Ventilación deficiente
Introducción
La seguridad minera es un término amplio que se refiere a la práctica de controlar y gestionar una amplia gama de riesgos asociados al ciclo de vida de las actividades mineras. La práctica de seguridad minera implica la implementación de controles de riesgos reconocidos y/o la reducción de los riesgos asociados a las actividades mineras a niveles legal, social y moralmente aceptables. Si bien el principio fundamental de la seguridad minera es eliminar los riesgos para la salud y la seguridad de los trabajadores mineros, la práctica de seguridad minera también puede centrarse en la reducción de riesgos para la planta (maquinaria), así como para la estructura y el yacimiento de la mina.[1].

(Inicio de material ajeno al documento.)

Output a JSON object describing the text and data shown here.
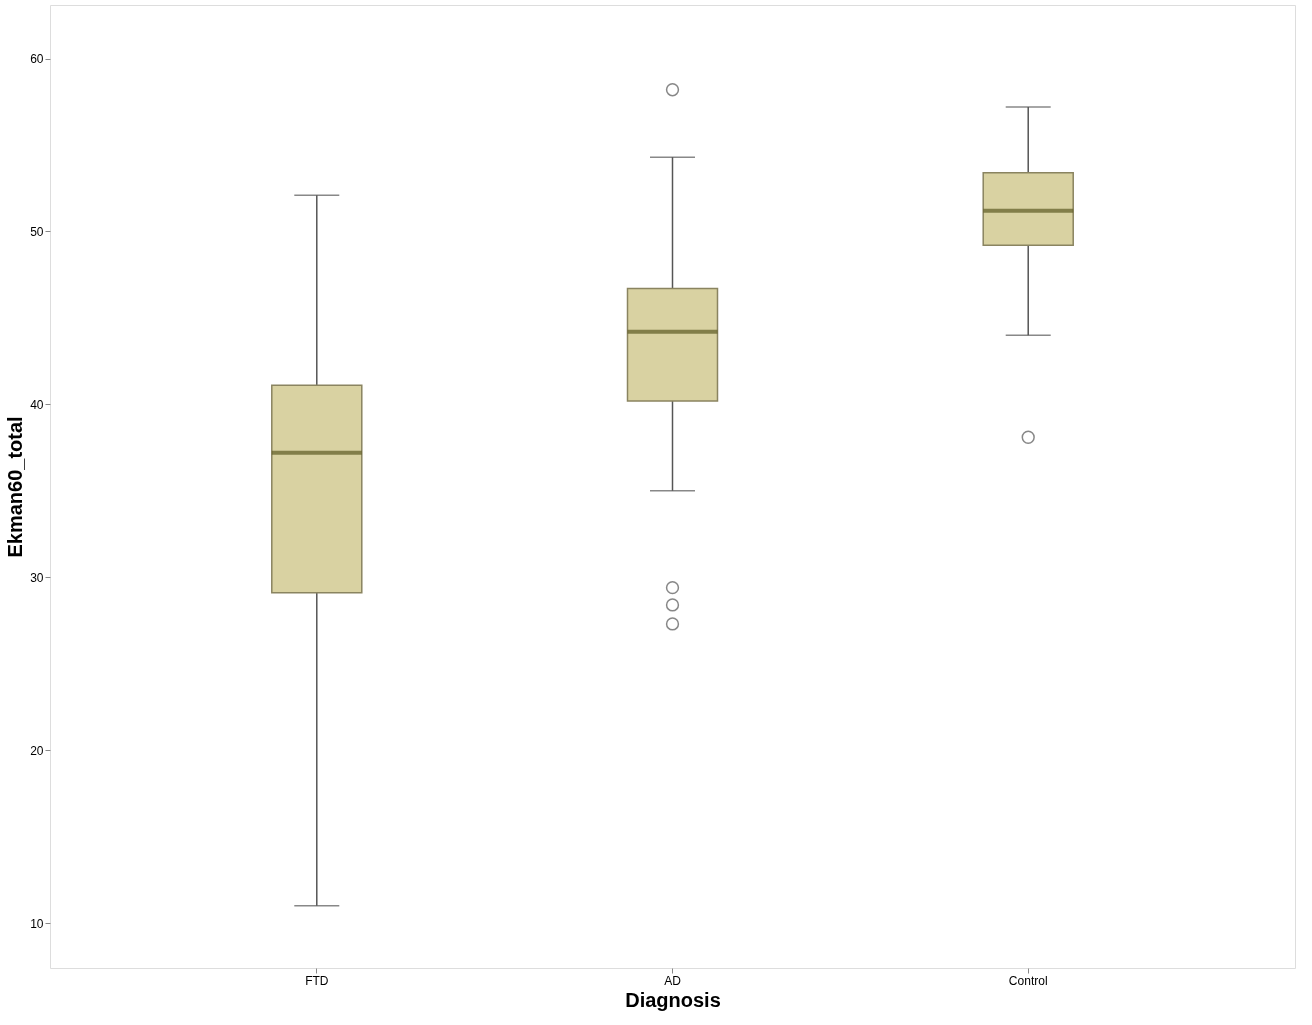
{
  "chart_data": {
    "type": "box",
    "xlabel": "Diagnosis",
    "ylabel": "Ekman60_total",
    "categories": [
      "FTD",
      "AD",
      "Control"
    ],
    "color": "#d9d2a2",
    "boxes": [
      {
        "low": 11.0,
        "q1": 29.1,
        "median": 37.2,
        "q3": 41.1,
        "high": 52.1
      },
      {
        "low": 35.0,
        "q1": 40.2,
        "median": 44.2,
        "q3": 46.7,
        "high": 54.3,
        "outliers": [
          58.2,
          29.4,
          28.4,
          27.3
        ]
      },
      {
        "low": 44.0,
        "q1": 49.2,
        "median": 51.2,
        "q3": 53.4,
        "high": 57.2,
        "outliers": [
          38.1
        ]
      }
    ],
    "ylim": [
      7.4,
      63.1
    ],
    "yticks": [
      10,
      20,
      30,
      40,
      50,
      60
    ],
    "grid": false
  }
}
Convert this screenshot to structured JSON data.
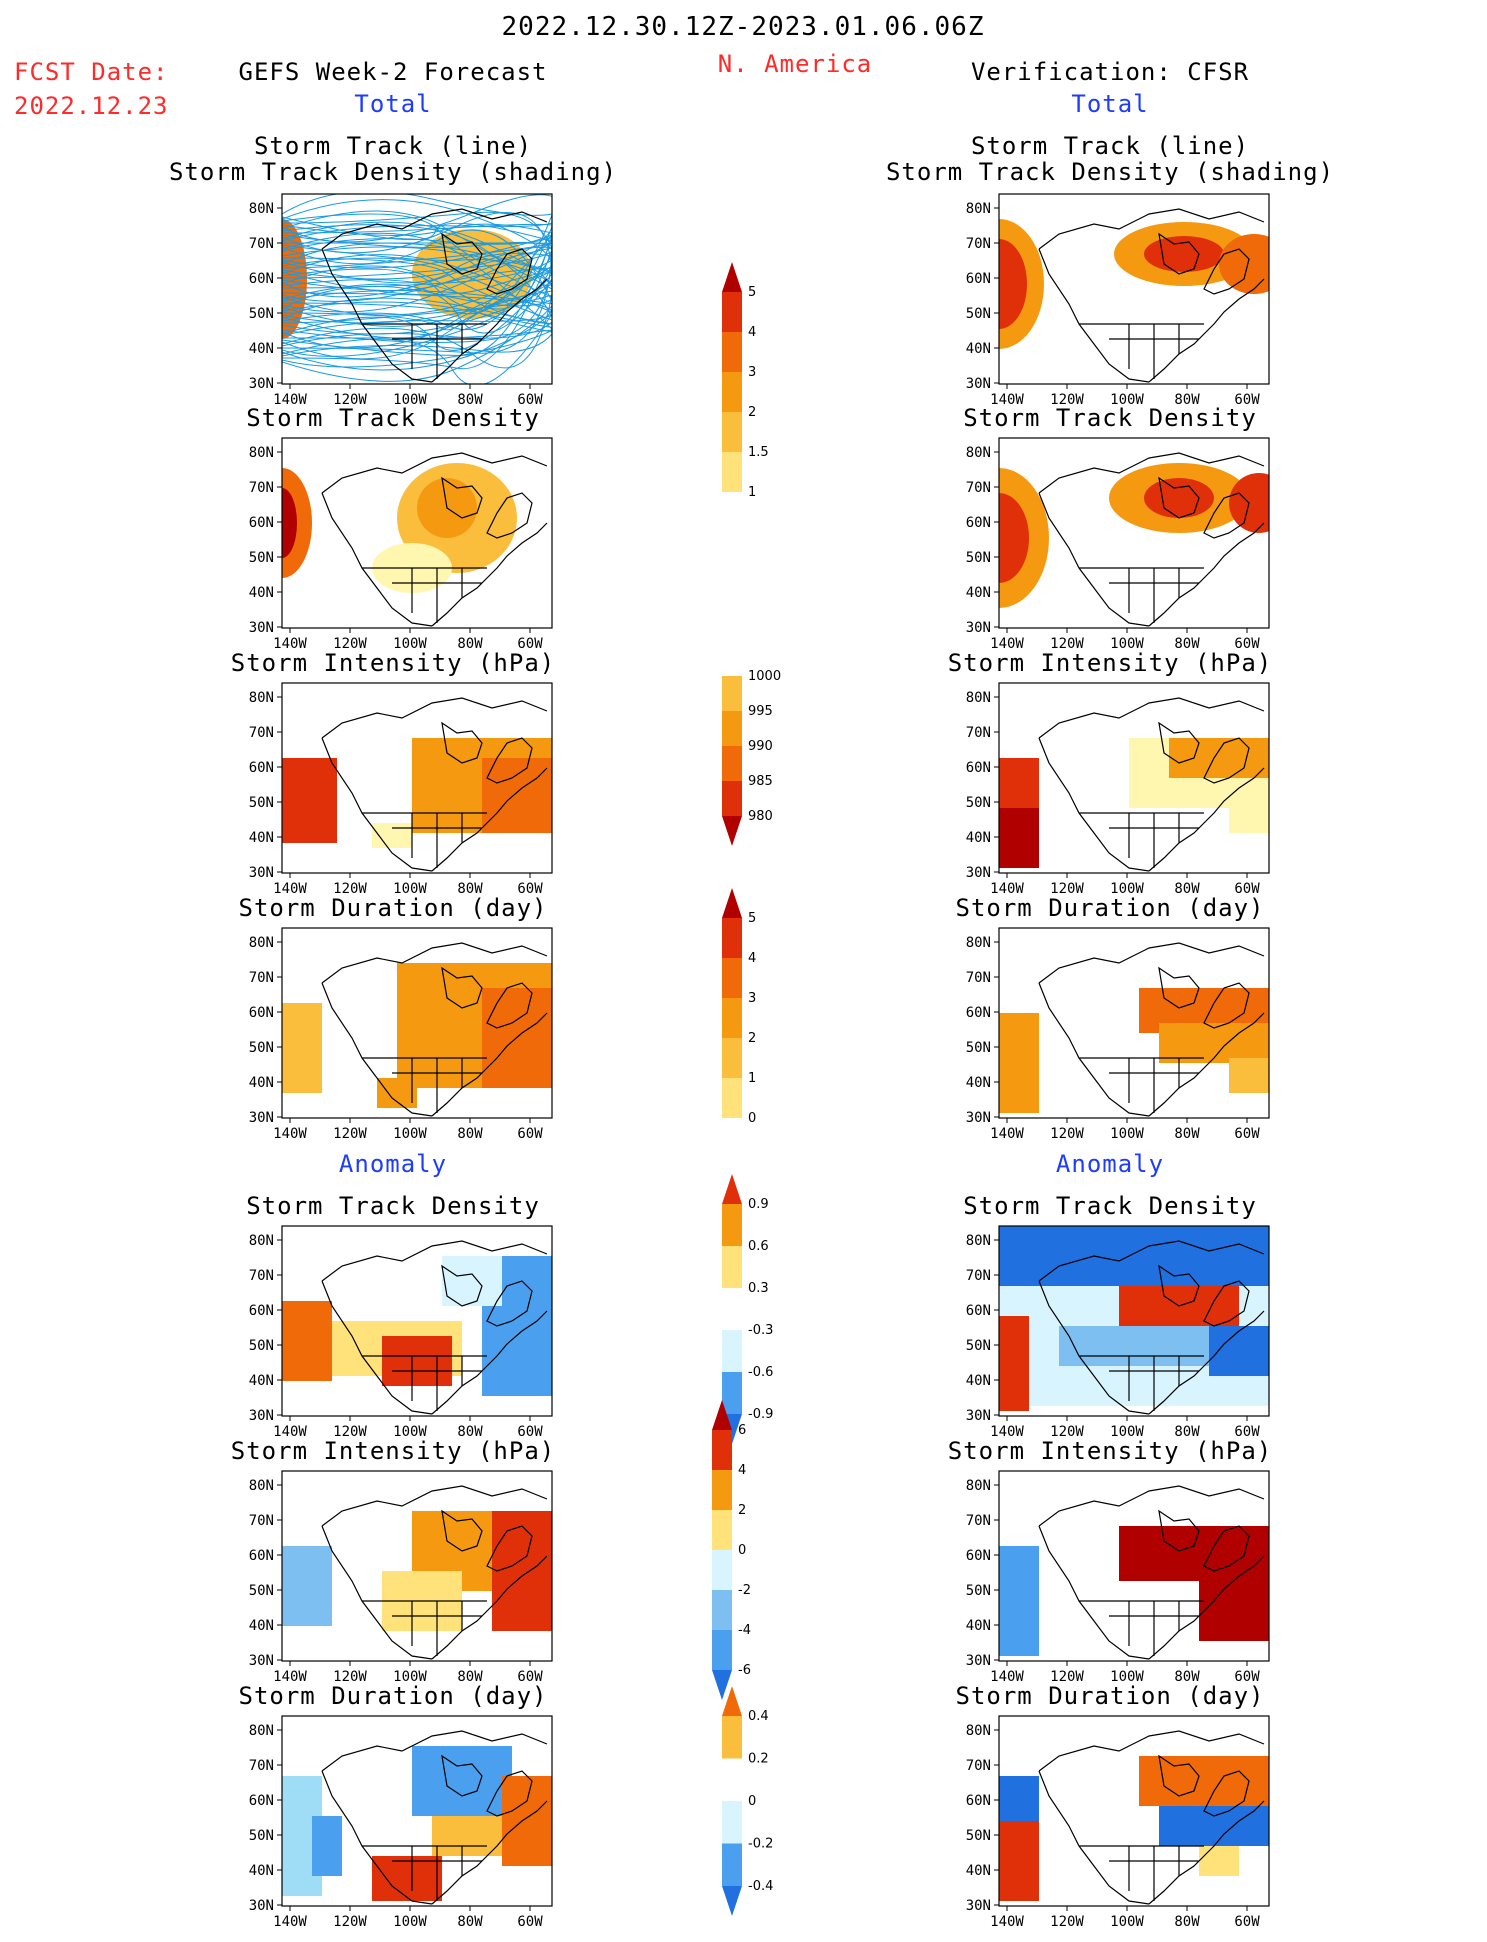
{
  "header": {
    "title": "2022.12.30.12Z-2023.01.06.06Z",
    "region": "N. America",
    "fcst_label": "FCST Date:",
    "fcst_date": "2022.12.23",
    "left_title": "GEFS Week-2 Forecast",
    "right_title": "Verification: CFSR",
    "left_total": "Total",
    "right_total": "Total",
    "left_anomaly": "Anomaly",
    "right_anomaly": "Anomaly"
  },
  "panel_titles": {
    "track_line": "Storm Track (line)",
    "track_density_shading": "Storm Track Density (shading)",
    "density": "Storm Track Density",
    "intensity": "Storm Intensity (hPa)",
    "duration": "Storm Duration (day)"
  },
  "axes": {
    "lat_labels": [
      "80N",
      "70N",
      "60N",
      "50N",
      "40N",
      "30N"
    ],
    "lon_labels": [
      "140W",
      "120W",
      "100W",
      "80W",
      "60W"
    ]
  },
  "colorbars": {
    "density": [
      "5",
      "4",
      "3",
      "2",
      "1.5",
      "1"
    ],
    "intensity": [
      "1000",
      "995",
      "990",
      "985",
      "980"
    ],
    "duration": [
      "5",
      "4",
      "3",
      "2",
      "1",
      "0"
    ],
    "density_anom": [
      "0.9",
      "0.6",
      "0.3",
      "-0.3",
      "-0.6",
      "-0.9"
    ],
    "intensity_anom": [
      "6",
      "4",
      "2",
      "0",
      "-2",
      "-4",
      "-6"
    ],
    "duration_anom": [
      "0.4",
      "0.2",
      "0",
      "-0.2",
      "-0.4"
    ]
  },
  "colors": {
    "warm": [
      "#fff7b0",
      "#ffe27a",
      "#fbbd3c",
      "#f59a10",
      "#f06a0a",
      "#e0300a",
      "#b00000"
    ],
    "cool": [
      "#d8f4ff",
      "#9fdcf5",
      "#7cbff0",
      "#4aa0ee",
      "#2070e0",
      "#1040c0"
    ],
    "tracks": "#1a9ae0",
    "title_red": "#ff2a2a",
    "title_blue": "#1e3cff"
  }
}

La seguridad ha sido una preocupación en la industria minera desde hace mucho tiempo, especialmente en la minería subterránea. El desastre de la mina de Courrières, el peor accidente minero de Europa, implicó la muerte de 1099 mineros en el norte de Francia el 10 de marzo de 1906. Este desastre fue superado solo por el accidente de la mina de carbón de Benxihu en China el 26 de abril de 1942, que mató a 1549 mineros.[3] Si bien la minería hoy en día es sustancialmente más segura que en décadas anteriores, los accidentes mineros aún ocurren. Las cifras del gobierno chino indican que 5000 mineros mueren en accidentes cada año en ese país, mientras que otros informes han sugerido una cifra tan alta como las 20 mil víctimas fatales hacia 2007.[4].
Peligros y prevención
Ventilación
La ventilación de las minas es una preocupación importante para la seguridad minera. Una ventilación deficiente en minas subterráneas provoca exposición a gases nocivos, calor y polvo, que pueden causar enfermedades, lesiones e incluso la muerte. La concentración de metano y otros contaminantes atmosféricos subterráneos generalmente se puede controlar mediante dilución "Dilución (química)") (ventilación), la captura antes del ingreso en la corriente de aire principal (drenaje de metano) o mediante aislamiento con sellos y obturaciones.[5] Se instalan sistemas de ventilación para impulsar una corriente de aire a través de las áreas de faena: la circulación de aire necesaria para una ventilación eficaz de una mina se genera mediante uno o más ventiladores de gran tamaño, generalmente ubicados sobre el suelo. El aire fluye en una sola dirección, creando circuitos a través de la mina de manera tal que cada área de trabajo principal recibe constantemente un suministro de aire fresco. La dilución en minas de carbón también ayuda a mantener bajos los niveles de polvo: rociando la máquina con agua y filtrando el agua cargada de polvo con un ventilador depurador, los mineros pueden atrapar el polvo con éxito.[5].